August 6th in the Orthodox world is the Feast of the Transfiguration of Christ. It celebrates several theological truths such as the goodness of creation, the incarnation, that the created world is both capable of and is supposed to be in union with God and that the separation between God and humanity caused by human sin was not permanent but was coming to an end. The event of the Transfiguration can be found in Matthew 17:1-9, Mark 9:2-8, Luke 9:28-36.
August 6th in the rest of the world today commemorates the American dropping of the atomic bomb on Hiroshima, Japan, during World War II. That event is documented in many history books and online web pages.
There is a similarity in the events in that both of them involve an unusual light seen during the daytime. They both are signs of power – the Transfiguration of the power of God in relation to creation, and the nuclear explosion of the power that human ingenuity can unleash on the world. The differences are also profound, for one represents the love of God for His world and the goodness which He bestowed in the physical creation. The other represents a weapon of mass destruction and of indiscriminate killing for it targets not just the enemy’s military but civilians including children as well.
All day yesterday and even through the night, I could not get the images of these two events out of my mind. I read yesterday numerous eyewitness accounts of survivors of the atomic blast, and the sheer destruction that explosion represented. I felt that it was right that there be finally an American presence at the annual Hiroshima memorial, for we too have been victims of the madness that drove us to the development of such weaponry. The invention of weapons of mass destruction, and the amount of tax dollars America continues to invest (and feel compelled to invest) in developing them, is not something we should be celebrating. The invention and use of nuclear weapons represents terrorism on a mass scale.
I am not going to second guess the decision to use the atom bomb. I live after the fact and understand what the use of that weapon did to the world in terms of creating a nuclear arms race and Mutual Assured Destruction. I recently read Richard Bessel’s book, GERMANY 1945: FROM WAR TO PEACE, and see the absolute ideological madness which drove the Germans to continue fighting until they were absolutely destroyed as a militarist nation. Their fanaticism to the very last day of the war, cost both them and the allies millions of lives just in 1945 when the war was clearly lost by the Nazis. According to the book in fact more German soldiers died in 1945 than in any other years of the war. So there is no doubt that the American leadership in 1945 had plenty of reason to dread the Japanese carrying out such a mindless social suicide at the expense of many more American lives.
The atom bomb was a weapon of sheer terrorism. It was intended to terrorize the Japanese into submission: they may be totally suicidal, but they were going to be destroyed without massive loss to American lives. It worked. The Japanese government surrendered in the face of such genocidal weapons.

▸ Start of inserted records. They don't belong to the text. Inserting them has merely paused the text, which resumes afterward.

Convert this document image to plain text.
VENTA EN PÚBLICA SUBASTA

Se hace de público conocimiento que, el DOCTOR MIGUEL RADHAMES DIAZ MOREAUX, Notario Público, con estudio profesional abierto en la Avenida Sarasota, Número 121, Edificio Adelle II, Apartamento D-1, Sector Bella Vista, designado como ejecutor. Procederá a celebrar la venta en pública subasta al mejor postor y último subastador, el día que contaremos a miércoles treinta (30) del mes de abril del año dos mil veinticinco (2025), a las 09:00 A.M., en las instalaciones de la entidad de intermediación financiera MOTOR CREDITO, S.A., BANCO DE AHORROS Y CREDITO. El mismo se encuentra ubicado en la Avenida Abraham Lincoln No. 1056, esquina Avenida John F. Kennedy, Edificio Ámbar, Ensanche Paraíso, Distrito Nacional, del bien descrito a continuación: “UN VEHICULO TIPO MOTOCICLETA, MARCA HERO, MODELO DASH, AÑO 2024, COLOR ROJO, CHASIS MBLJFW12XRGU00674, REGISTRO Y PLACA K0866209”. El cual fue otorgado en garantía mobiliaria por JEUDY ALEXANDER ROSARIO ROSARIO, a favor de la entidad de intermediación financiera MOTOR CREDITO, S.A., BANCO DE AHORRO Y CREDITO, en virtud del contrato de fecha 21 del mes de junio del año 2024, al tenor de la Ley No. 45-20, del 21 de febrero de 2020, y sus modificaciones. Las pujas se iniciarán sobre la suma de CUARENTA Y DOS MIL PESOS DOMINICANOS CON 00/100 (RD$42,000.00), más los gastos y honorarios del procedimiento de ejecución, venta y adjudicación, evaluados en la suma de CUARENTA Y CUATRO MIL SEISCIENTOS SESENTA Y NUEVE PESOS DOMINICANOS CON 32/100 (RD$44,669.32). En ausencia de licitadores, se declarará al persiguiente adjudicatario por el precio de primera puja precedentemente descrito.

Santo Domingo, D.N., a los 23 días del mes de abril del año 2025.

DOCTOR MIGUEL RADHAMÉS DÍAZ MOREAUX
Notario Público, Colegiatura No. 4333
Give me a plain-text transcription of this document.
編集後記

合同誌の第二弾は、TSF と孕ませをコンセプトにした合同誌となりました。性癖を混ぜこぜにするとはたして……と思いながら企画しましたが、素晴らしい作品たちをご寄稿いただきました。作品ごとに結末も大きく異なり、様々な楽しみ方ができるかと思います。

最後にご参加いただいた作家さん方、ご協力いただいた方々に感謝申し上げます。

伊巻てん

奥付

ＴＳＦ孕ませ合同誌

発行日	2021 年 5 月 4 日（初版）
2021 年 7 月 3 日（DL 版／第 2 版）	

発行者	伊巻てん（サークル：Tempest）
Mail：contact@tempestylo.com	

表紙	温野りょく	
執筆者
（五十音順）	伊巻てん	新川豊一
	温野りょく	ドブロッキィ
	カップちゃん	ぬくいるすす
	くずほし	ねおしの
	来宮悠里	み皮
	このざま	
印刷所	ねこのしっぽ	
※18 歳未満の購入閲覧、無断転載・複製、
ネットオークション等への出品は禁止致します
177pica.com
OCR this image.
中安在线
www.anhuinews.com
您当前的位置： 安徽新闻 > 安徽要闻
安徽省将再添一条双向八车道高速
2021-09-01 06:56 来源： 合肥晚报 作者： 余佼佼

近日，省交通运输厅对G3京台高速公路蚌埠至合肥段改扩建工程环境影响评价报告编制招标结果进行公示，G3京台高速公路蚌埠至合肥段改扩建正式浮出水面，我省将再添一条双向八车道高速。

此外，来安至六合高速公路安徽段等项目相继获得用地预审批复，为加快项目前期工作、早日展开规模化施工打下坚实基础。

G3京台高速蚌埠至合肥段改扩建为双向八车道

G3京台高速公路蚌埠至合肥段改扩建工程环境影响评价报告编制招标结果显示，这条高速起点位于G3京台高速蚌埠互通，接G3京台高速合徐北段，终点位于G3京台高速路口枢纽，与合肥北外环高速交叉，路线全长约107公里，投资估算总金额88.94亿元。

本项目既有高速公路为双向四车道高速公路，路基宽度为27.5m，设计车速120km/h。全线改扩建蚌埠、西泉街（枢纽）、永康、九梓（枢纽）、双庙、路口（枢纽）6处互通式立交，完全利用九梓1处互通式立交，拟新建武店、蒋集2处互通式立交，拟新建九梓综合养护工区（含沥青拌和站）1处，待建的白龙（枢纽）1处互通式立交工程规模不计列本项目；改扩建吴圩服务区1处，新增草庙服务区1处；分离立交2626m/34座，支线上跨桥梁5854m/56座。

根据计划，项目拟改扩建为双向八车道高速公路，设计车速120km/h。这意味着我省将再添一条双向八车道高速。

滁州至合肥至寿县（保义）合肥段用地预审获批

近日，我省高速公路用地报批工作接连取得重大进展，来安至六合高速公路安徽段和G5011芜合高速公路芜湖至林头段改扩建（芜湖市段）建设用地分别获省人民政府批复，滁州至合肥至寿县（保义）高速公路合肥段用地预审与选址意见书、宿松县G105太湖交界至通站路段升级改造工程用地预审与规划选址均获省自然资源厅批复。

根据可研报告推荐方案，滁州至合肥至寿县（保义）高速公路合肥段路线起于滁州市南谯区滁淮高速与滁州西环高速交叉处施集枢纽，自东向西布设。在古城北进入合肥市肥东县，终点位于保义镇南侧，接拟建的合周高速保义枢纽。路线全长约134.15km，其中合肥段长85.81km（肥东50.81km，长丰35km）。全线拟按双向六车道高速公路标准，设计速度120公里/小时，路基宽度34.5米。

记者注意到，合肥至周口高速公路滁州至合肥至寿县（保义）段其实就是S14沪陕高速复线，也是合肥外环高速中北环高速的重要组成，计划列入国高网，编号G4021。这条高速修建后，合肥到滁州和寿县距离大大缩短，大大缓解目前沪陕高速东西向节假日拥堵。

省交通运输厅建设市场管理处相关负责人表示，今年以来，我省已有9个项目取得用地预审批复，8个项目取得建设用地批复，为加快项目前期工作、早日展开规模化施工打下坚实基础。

Many assume that the use of the atomic bomb was also meant to terrorize another people: the Soviets. Just in case the Soviets were tempted to carry on a war to spread communism in the world, they too were being warned that they would face weapons of mass terrorism and destruction as well. If that was the intent, it may have worked to avert yet another war immediately in 1945. Yet it also ignited an arms race that consumed the world powers for the next decades into our current age.
The atomic bomb transfigured the modern world. There is no doubt about that. I find it most appropriate that we finally were represented at the Hiroshima memorial to recognize with fear and sorrow what the development of nuclear weapons has meant to humankind, and what our role as Americans has been in the development of this terrorism. And we who now fear rogue nations and Islamic terrorists getting these weapons are now also victims of this terrorism, trapped into spending yet another fortune to defend ourselves from a power we released on the world. And as Americans I think we totally underestimate how the world sees us as a result of Hiroshima and Nagasaki: we are the one nation on earth willing to use nuclear weapons first – not just in response to a nuclear threat. We also are the only people on earth who have unleashed nuclear weapons on another people. Of course we are also the only nation on earth which bears the responsibility for using nuclear weapons on an enemy, a fact that should humble us who believe there will be a day of reckoning with the Creator.
August 6th is indeed a day of Transfiguration for the world, not just for Orthodox Christians. The global population recognizes there are powers at work in the universe which we do not control; some hold us in complete awe and some in sheer terror.
May the King of Peace help us to deal with these powers, and to unleash in the world His power of love. Nuclear power does not have only destructive purposes. Like free will itself it holds the potential for good or ruin.